Still, a desire to understand the mind’s mysteries tugged at her. So alongside her day job, Shull enrolled in the Mid-Manhattan Institute of Psychoanalysis as a hobby and revised her thesis for publication in the Annals of Modern Psychoanalysis. When her contacts in the financial industry discovered her unusual combination of expertise, Shull began getting offers to lecture and work with traders one-on-one.
By 2010 coaching had become a full-time job and had given Shull enough material for her book. In the past year, she’s begun to expand her clientele to include athletes as well as traders.
Shull scoffs at some of the advice traditionally given to struggling traders—make a plan, follow the plan, be disciplined, leave your feelings out of it. Sure, she says, plans and discipline are great, but “trade with no emotion? It’s not doable.”
In fact, she points out, psychological studies suggest that emotion is central to all decision making. “Our emotions are meant to help us,” she says. Feelings are “signals that have information in them. If you just try to overpower them, what typically happens is that the signal gets louder or stronger or diverted into something else.”
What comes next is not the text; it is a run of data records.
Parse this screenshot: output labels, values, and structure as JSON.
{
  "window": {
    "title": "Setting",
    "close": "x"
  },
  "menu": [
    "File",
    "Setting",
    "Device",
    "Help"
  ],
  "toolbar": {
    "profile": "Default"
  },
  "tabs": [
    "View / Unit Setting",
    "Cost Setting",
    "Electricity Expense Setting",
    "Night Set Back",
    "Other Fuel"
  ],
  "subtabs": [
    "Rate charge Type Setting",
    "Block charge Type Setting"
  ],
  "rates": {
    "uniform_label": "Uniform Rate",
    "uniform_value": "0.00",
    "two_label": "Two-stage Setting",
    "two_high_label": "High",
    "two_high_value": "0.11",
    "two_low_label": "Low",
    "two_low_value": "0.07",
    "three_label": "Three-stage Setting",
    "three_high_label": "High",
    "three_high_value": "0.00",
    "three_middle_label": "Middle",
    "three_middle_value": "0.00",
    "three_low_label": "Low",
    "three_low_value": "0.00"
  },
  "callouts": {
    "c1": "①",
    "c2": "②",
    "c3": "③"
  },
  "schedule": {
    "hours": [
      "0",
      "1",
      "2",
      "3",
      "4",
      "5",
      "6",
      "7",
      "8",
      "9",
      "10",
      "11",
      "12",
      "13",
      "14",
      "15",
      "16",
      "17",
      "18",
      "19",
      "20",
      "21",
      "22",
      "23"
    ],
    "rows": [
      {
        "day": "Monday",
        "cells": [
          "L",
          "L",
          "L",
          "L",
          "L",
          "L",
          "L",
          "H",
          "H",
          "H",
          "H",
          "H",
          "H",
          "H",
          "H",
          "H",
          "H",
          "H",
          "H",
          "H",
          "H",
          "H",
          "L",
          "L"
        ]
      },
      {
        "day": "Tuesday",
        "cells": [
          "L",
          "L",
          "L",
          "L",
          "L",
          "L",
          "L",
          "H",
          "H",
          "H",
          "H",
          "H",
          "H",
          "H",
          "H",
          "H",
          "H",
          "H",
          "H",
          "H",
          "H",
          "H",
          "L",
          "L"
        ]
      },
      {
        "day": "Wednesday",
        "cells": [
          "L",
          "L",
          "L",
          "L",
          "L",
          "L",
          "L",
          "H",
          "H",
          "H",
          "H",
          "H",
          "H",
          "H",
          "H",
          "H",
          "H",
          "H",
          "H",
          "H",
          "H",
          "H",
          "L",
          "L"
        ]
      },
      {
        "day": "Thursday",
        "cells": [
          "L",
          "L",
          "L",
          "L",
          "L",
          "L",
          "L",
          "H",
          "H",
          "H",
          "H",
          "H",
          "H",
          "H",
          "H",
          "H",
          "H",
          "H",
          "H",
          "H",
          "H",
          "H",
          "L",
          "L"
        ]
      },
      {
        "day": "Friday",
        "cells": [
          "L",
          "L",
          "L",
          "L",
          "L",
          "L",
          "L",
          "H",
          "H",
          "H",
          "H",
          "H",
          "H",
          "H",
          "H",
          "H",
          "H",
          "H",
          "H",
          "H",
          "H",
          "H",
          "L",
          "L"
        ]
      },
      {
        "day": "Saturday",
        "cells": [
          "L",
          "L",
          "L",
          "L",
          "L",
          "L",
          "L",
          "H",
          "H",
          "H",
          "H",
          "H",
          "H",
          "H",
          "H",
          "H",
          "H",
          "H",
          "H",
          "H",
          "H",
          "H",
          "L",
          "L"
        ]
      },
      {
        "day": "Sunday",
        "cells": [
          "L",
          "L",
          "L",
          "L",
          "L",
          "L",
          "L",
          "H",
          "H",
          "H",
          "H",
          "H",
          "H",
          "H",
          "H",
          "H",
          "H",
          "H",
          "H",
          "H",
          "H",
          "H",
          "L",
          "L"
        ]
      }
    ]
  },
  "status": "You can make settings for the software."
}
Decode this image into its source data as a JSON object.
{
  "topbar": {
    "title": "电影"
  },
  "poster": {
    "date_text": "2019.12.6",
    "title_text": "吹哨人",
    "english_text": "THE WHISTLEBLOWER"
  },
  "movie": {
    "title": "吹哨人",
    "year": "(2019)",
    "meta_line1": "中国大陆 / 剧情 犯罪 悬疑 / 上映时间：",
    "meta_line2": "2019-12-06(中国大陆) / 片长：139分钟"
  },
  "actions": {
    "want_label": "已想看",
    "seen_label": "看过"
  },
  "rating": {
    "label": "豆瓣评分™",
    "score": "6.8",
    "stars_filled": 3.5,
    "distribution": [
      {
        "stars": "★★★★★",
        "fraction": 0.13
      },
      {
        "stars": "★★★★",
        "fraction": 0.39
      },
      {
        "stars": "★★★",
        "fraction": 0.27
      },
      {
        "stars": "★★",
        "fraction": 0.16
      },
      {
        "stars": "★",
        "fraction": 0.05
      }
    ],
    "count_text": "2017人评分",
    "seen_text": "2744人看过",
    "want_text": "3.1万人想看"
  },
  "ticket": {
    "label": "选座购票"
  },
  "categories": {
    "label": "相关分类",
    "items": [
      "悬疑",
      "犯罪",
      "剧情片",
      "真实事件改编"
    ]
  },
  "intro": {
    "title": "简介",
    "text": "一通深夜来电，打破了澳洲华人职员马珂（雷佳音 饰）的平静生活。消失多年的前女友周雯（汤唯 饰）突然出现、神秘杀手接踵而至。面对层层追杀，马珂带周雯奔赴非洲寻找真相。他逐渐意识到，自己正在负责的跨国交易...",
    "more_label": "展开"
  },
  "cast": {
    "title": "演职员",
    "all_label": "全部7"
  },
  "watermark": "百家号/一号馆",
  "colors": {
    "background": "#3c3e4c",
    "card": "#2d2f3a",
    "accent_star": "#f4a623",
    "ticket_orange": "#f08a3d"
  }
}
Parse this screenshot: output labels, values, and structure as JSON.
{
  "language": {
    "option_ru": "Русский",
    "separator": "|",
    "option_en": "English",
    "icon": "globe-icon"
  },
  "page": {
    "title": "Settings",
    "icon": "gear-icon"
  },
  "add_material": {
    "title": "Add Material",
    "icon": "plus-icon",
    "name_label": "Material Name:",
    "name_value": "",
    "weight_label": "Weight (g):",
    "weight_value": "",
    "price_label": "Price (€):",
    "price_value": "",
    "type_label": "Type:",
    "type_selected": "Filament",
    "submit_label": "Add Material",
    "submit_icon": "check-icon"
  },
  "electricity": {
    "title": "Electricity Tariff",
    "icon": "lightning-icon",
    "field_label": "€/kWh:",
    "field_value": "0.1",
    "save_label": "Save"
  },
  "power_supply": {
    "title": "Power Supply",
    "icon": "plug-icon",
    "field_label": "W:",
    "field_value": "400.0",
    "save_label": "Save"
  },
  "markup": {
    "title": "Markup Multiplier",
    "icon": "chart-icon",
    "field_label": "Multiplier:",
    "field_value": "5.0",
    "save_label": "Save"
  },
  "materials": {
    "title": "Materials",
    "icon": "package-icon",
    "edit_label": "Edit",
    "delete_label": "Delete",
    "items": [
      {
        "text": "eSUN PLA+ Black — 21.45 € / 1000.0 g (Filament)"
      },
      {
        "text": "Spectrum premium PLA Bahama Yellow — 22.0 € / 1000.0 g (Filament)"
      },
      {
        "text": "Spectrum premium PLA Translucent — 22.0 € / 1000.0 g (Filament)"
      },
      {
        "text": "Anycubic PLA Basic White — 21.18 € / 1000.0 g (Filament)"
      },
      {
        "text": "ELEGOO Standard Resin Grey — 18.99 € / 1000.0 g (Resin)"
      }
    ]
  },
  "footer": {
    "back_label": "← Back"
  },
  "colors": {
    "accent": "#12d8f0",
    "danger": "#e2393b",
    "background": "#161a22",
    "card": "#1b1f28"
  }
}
Shull thinks it’s crucial that traders learn to acknowledge their feelings, not resist them. Although they might not realize it, traders are in a long-term relationship with the “ultimate authority figure”—the market—and it’s as complex as any personal relationship. “How are they playing out their self-image … with this partner of the market?” she asks.
In her sessions, Shull helps clients identify unconscious patterns of feeling and behavior that date back to childhood and inform their choices as adults. Excessive caution may stem from a desire to please perfectionistic parents, and risky behavior from a hunger to rebel. Over time, identifying and resisting these patterns becomes more and more natural and automatic.
It’s helped her too. As a trader, “I was always very, very good at getting out of a losing position—cut your loss, get out before it gets worse,” Shull says. On one particularly volatile day several years ago, as she found herself facing what looked like a huge loss, she was tempted to do just that. But Shull reminded herself that sudden drops in the market nearly always rebound, and that her impulse to take the loss was “my over-responsible, follow-the-rules, good-girl personality” at work. She practiced what she preaches to clients and hung on to her position a little longer. “And I actually made money.”